Provide new Admin SDK APIs to:

admin.auth().listUserSessions(uid)
admin.auth().revokeSession(uid, sessionId)
admin.auth().revokeAllSessions(uid)
admin.auth().revokeAllExcept(uid, currentSessionId)

Admins can:

  • Inspect all active sessions
  • Identify suspicious or unused sessions
  • Revoke sessions selectively

Client SDK (Optional / Read-Only)

Allow developers to expose a “Logged-in Devices” UI for end users.
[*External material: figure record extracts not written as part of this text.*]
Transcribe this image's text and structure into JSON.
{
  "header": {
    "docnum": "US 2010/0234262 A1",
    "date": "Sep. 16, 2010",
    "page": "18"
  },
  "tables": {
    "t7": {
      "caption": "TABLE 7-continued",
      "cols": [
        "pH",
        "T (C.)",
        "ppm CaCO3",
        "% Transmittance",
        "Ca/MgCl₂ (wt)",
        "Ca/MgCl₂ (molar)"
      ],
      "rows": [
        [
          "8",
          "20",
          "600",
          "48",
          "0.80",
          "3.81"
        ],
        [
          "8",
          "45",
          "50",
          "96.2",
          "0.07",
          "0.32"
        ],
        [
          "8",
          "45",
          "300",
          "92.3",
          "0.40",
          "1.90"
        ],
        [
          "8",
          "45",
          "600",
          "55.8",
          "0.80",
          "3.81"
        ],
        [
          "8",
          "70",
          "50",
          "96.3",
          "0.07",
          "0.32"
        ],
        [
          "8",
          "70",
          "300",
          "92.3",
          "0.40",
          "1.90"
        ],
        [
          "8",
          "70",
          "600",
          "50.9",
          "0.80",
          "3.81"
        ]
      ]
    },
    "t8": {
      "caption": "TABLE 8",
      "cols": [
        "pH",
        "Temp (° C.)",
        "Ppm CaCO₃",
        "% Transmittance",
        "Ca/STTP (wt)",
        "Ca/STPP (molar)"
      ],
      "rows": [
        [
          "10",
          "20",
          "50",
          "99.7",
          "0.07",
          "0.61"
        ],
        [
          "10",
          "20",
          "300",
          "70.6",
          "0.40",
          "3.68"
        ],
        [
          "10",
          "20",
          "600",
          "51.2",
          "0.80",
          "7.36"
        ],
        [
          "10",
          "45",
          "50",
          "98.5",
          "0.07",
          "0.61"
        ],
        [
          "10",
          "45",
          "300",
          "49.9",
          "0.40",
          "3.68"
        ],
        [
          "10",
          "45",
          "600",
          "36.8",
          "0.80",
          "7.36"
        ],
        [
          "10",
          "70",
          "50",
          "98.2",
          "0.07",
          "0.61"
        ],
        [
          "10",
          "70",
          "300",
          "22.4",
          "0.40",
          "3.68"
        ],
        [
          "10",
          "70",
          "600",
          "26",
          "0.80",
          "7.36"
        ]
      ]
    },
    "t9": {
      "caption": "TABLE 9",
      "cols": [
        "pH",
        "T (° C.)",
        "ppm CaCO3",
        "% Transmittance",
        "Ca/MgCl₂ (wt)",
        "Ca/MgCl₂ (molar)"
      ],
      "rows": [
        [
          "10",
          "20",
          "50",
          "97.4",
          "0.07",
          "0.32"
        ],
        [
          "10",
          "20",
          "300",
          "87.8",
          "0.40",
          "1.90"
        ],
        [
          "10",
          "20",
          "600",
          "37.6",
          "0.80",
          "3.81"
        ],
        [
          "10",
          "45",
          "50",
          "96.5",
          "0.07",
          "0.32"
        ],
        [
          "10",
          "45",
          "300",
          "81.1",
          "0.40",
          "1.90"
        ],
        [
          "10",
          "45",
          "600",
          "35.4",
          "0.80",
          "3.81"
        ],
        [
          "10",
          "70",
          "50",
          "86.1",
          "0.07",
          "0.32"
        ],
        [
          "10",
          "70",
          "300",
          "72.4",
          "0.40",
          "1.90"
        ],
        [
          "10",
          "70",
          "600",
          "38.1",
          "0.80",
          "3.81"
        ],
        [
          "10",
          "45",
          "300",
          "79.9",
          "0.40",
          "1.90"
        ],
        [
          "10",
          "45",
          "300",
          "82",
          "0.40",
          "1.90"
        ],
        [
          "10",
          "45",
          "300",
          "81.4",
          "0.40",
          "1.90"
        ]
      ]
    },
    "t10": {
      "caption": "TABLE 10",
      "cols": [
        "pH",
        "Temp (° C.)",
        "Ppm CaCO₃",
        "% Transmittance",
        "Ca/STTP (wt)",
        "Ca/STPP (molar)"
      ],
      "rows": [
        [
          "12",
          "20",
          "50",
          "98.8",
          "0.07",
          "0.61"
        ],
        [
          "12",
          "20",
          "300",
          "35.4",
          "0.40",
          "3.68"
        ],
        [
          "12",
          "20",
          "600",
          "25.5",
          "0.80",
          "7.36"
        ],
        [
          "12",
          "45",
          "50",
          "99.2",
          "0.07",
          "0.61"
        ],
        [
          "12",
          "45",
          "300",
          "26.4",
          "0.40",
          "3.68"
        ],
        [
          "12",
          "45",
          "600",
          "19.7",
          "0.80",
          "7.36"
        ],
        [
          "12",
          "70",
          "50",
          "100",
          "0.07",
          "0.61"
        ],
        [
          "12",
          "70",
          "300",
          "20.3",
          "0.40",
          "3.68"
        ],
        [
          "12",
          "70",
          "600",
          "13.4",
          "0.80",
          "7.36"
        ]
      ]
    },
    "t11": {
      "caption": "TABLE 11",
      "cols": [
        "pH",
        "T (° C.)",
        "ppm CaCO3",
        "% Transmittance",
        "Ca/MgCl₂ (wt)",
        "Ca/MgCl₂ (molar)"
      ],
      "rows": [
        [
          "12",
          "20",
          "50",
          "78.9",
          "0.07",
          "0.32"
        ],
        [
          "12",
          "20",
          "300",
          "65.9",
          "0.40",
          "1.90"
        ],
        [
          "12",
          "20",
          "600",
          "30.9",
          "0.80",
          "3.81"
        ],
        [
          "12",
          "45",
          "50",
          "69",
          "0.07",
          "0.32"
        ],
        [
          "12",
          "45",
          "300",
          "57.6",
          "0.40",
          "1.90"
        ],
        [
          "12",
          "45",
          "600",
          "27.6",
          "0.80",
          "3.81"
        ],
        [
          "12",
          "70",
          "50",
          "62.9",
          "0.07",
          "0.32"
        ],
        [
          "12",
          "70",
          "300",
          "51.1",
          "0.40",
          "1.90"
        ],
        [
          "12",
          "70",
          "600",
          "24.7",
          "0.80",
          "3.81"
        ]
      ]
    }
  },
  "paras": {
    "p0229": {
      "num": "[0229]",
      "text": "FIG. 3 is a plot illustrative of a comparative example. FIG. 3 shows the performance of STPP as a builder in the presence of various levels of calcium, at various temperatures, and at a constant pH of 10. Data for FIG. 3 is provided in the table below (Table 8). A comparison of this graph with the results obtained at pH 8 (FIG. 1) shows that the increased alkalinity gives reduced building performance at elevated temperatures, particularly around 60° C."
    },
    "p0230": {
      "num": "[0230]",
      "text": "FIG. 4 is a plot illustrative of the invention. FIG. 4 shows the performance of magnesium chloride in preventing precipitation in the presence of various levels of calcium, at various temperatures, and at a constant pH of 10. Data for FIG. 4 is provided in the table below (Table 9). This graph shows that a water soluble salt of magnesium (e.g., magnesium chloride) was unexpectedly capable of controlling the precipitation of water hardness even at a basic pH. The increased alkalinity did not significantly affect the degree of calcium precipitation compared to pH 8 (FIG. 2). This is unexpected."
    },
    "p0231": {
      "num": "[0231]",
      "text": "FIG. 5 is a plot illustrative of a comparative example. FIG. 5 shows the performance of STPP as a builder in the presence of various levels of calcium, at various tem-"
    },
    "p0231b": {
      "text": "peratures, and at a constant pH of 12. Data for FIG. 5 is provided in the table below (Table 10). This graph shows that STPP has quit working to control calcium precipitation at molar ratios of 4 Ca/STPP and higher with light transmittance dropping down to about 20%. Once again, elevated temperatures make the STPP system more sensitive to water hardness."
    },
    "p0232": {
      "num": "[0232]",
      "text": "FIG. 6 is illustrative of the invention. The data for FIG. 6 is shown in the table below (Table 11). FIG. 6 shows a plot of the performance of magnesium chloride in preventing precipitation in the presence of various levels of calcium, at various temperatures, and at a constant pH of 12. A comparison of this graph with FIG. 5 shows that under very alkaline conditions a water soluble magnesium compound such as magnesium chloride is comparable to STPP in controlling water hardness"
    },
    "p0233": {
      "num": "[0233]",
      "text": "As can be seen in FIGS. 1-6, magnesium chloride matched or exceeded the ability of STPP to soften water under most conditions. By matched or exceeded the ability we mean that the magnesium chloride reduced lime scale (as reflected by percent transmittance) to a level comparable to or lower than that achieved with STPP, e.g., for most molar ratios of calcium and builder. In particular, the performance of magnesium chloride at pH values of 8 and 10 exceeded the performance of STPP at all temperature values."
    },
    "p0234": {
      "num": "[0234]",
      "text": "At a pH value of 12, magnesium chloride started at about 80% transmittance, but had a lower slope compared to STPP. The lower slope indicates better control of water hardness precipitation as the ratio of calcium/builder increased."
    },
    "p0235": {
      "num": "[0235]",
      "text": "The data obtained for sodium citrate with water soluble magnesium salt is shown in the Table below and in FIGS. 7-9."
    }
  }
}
Each session could display:

  • Device type & OS (e.g., Windows · Chrome)
  • Approximate location (e.g., Mumbai, India)
  • Last active time
  • Current session indicator
  • Logout button (per session)

5. Last Active Tracking

Firebase Auth updates lastActiveAt when:

  • Refresh tokens are used
  • Tokens are validated beyond a configurable interval

This enables:

  • Detection of inactive sessions
  • Auto-expiry rules
  • Better security auditing

Privacy & Security Design

  • Feature is opt-in per Firebase project

  • Developers control:

    • Session retention duration
    • Location granularity
    • Client visibility
  • No sensitive raw headers or IP addresses exposed

  • Client SDK can only access own user’s sessions

  • Admin SDK has full control


Why This Feature Is Important

For Developers

  • Eliminates custom session-tracking implementations
  • Simplifies security features like “Log out from other devices”
  • Reduces backend complexity and bugs

For End Users

  • Transparency into account usage
  • Improved account security
  • Familiar UX seen in major platforms

For Firebase

  • Closes a major feature gap vs Auth0, Cognito, and enterprise IdPs
  • Makes Firebase Auth viable for security-sensitive SaaS and enterprise apps

Comparable Platforms

Platform Device Info OS Info Per-Session Logout
Google Account
Auth0
AWS Cognito ⚠️ Limited ⚠️ Limited ⚠️ Limited
Firebase Auth

Suggested Rollout

  1. Admin SDK support first
  2. Opt-in via Firebase Console
  3. Client SDK read-only support
  4. Gradual rollout with quotas and pricing tiers if needed

Conclusion

Introducing session management with device, OS, and approximate location visibility would significantly enhance Firebase Authentication’s security and usability. By deriving structured metadata from User-Agent headers in a privacy-safe manner, Firebase can provide enterprise-grade session control while maintaining its simplicity-first philosophy.